しかし皆、水の中を通って生まれた経験があるのに、いわゆる「カナヅチ」の人がいるのは、水に対する「恐怖心」のせいであると説明される。温かく常に守られていた、かつての「母なる海」と比べるなら、実際、外の世界はあまりに非情、冷酷で、うすら寒い場所かもしれない。「四方から恐れが取り囲む」と言っても過言ではないだろう。
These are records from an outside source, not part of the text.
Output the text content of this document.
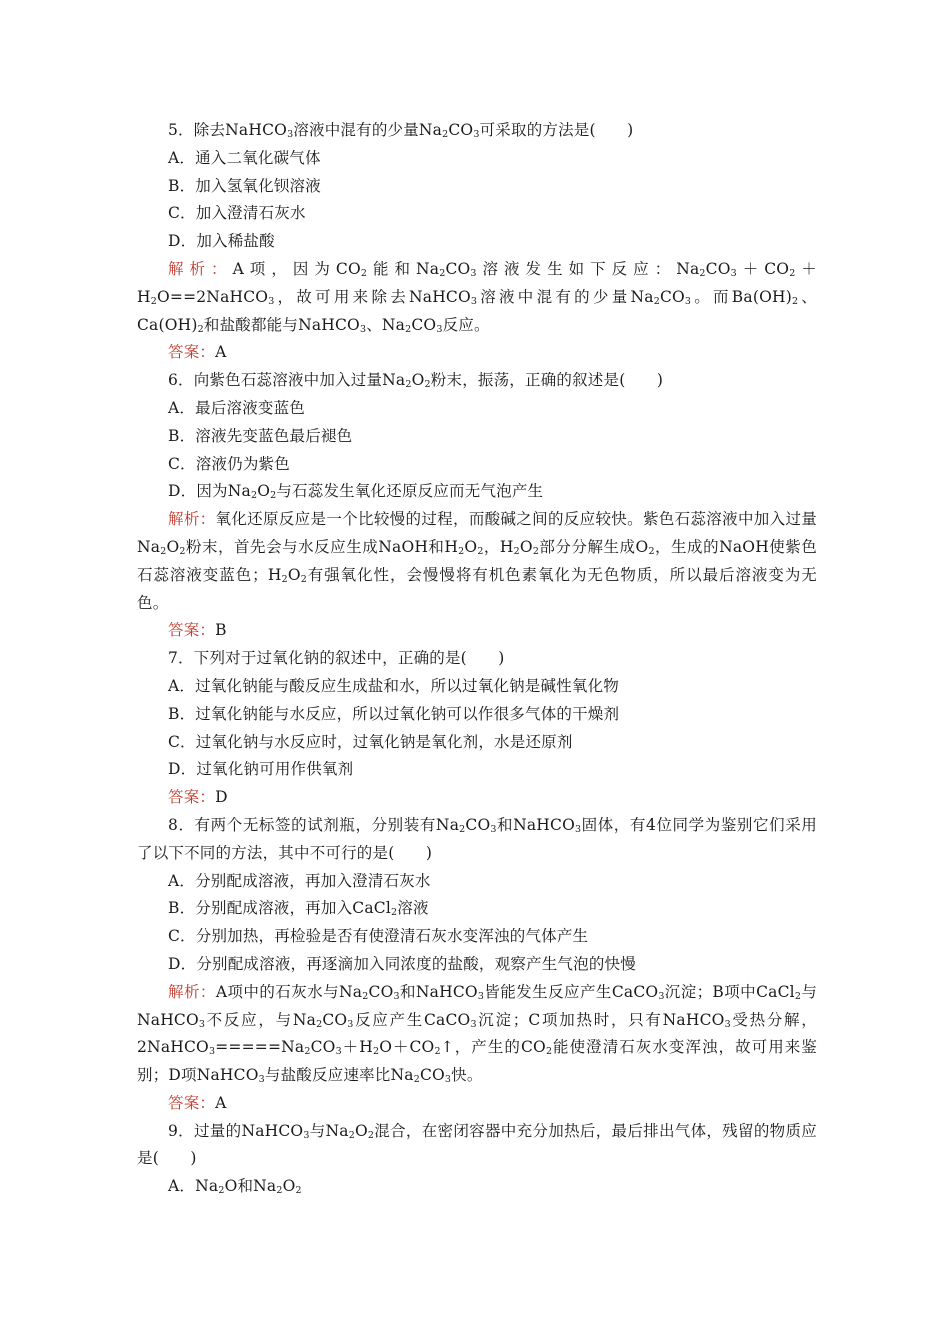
5．除去NaHCO$_3$溶液中混有的少量$Na_2CO_3$可采取的方法是(　　)
A．通入二氧化碳气体
B．加入氢氧化钡溶液
C．加入澄清石灰水
D．加入稀盐酸
解析：A项，因为$CO_2$能和$Na_2CO_3$溶液发生如下反应：$Na_2CO_3+CO_2+H_2O==2NaHCO_3$，故可用来除去NaHCO$_3$溶液中混有的少量$Na_2CO_3$。而$Ba(OH)_2$、$Ca(OH)_2$和盐酸都能与NaHCO$_3$、$Na_2CO_3$反应。
答案：A
6．向紫色石蕊溶液中加入过量$Na_2O_2$粉末，振荡，正确的叙述是(　　)
A．最后溶液变蓝色
B．溶液先变蓝色最后褪色
C．溶液仍为紫色
D．因为$Na_2O_2$与石蕊发生氧化还原反应而无气泡产生
解析：氧化还原反应是一个比较慢的过程，而酸碱之间的反应较快。紫色石蕊溶液中加入过量$Na_2O_2$粉末，首先会与水反应生成NaOH和$H_2O_2$，$H_2O_2$部分分解生成$O_2$，生成的NaOH使紫色石蕊溶液变蓝色；$H_2O_2$有强氧化性，会慢慢将有机色素氧化为无色物质，所以最后溶液变为无色。
答案：B
7．下列对于过氧化钠的叙述中，正确的是(　　)
A．过氧化钠能与酸反应生成盐和水，所以过氧化钠是碱性氧化物
B．过氧化钠能与水反应，所以过氧化钠可以作很多气体的干燥剂
C．过氧化钠与水反应时，过氧化钠是氧化剂，水是还原剂
D．过氧化钠可用作供氧剂
答案：D
8．有两个无标签的试剂瓶，分别装有$Na_2CO_3$和NaHCO$_3$固体，有4位同学为鉴别它们采用了以下不同的方法，其中不可行的是(　　)
A．分别配成溶液，再加入澄清石灰水
B．分别配成溶液，再加入CaCl$_2$溶液
C．分别加热，再检验是否有使澄清石灰水变浑浊的气体产生
D．分别配成溶液，再逐滴加入同浓度的盐酸，观察产生气泡的快慢
解析：A项中的石灰水与$Na_2CO_3$和NaHCO$_3$皆能发生反应产生CaCO$_3$沉淀；B项中CaCl$_2$与NaHCO$_3$不反应，与$Na_2CO_3$反应产生CaCO$_3$沉淀；C项加热时，只有NaHCO$_3$受热分解，$2NaHCO_3=====Na_2CO_3+H_2O+CO_2↑$，产生的$CO_2$能使澄清石灰水变浑浊，故可用来鉴别；D项NaHCO$_3$与盐酸反应速率比$Na_2CO_3$快。
答案：A
9．过量的NaHCO$_3$与$Na_2O_2$混合，在密闭容器中充分加热后，最后排出气体，残留的物质应是(　　)
A．$Na_2O$和$Na_2O_2$
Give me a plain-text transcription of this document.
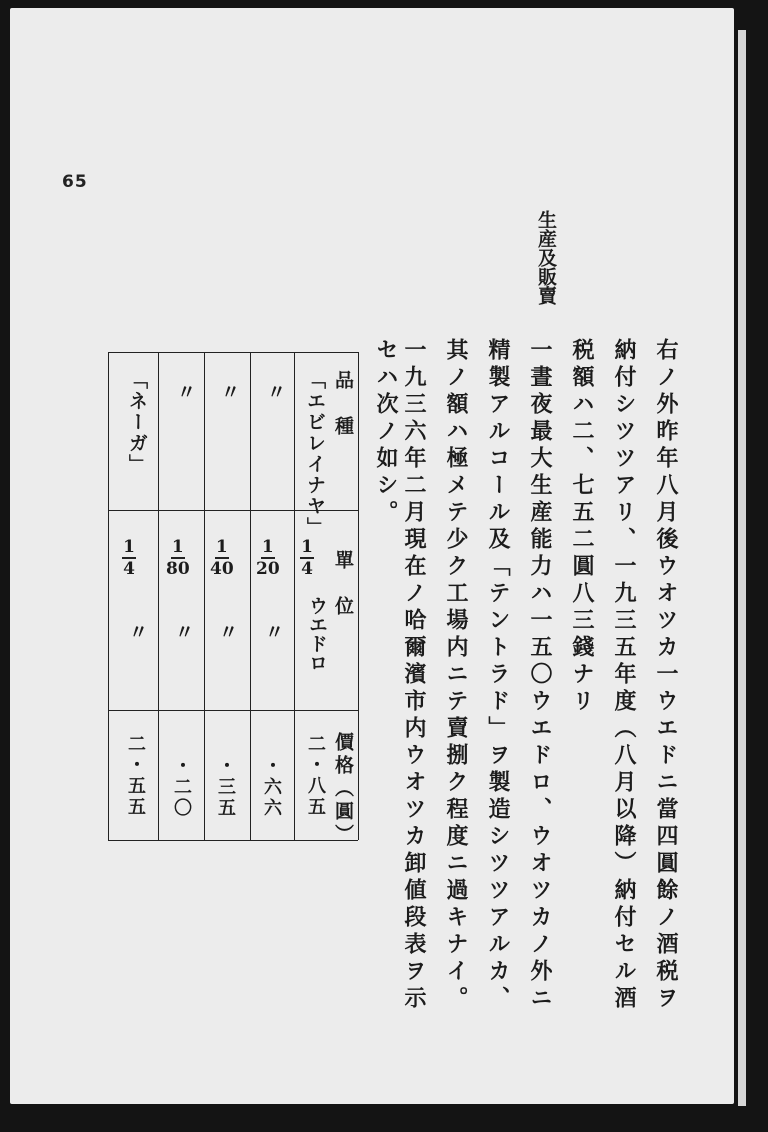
65
生産及販賣
右ノ外昨年八月後ウオツカ一ウエドニ當四圓餘ノ酒税ヲ
納付シツツアリ、一九三五年度（八月以降）納付セル酒
税額ハ二、七五二圓八三錢ナリ
一晝夜最大生産能力ハ一五〇ウエドロ、ウオツカノ外ニ
精製アルコール及「テントラド」ヲ製造シツツアルカ、
其ノ額ハ極メテ少ク工場内ニテ賣捌ク程度ニ過キナイ。
一九三六年二月現在ノ哈爾濱市内ウオツカ卸値段表ヲ示
セハ次ノ如シ。
品　種
單　位
價格（圓）
「エビレイナヤ」
1
4
ウエドロ
二・八五
〃
1
20
〃
・六六
〃
1
40
〃
・三五
〃
1
80
〃
・二〇
「ネーガ」
1
4
〃
二・五五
やはり人間は例外なしに、生きる時に、「怖れ」を感じて生きるように、できているらしい。「怖れ」は与えられた生命を守ろうとする、先天的な反応なのであろう。だから「怖れ」

をただ否定的に捉えて、その克服ばかりを考えるのも、無意味であろう。聖書は「神をおそれることが知恵の初め」と語り、おそれの念を肯定すると同時に、何に対しておそれるべきか、を問うのである。この世界には確かに不条理があり、生きる時に非情な事柄に遭遇し呻くのである。ちょうど、「ノアの箱舟」の物語で語られるように、ともすれば恐怖に飲み込まれるように感じられる。

しかし、主イエスはまさにそのようなこの世に降られ、乙女マリアより生まれ、人間として生きられた方なのである。主イエスは、自ら、水に入りバプテスマを受けられたが、、それは私たち一人ひとりと徹頭徹尾共にあろうとされたしるしである。十字架で死んで、よみがえられた方が、私たちと常につながっていてくださるということを置いて、「水から上がった」私たちを慰め、励ますものは他にないであろう。主が共にある限り、「カナヅチ」でも、安心して生きられるのである。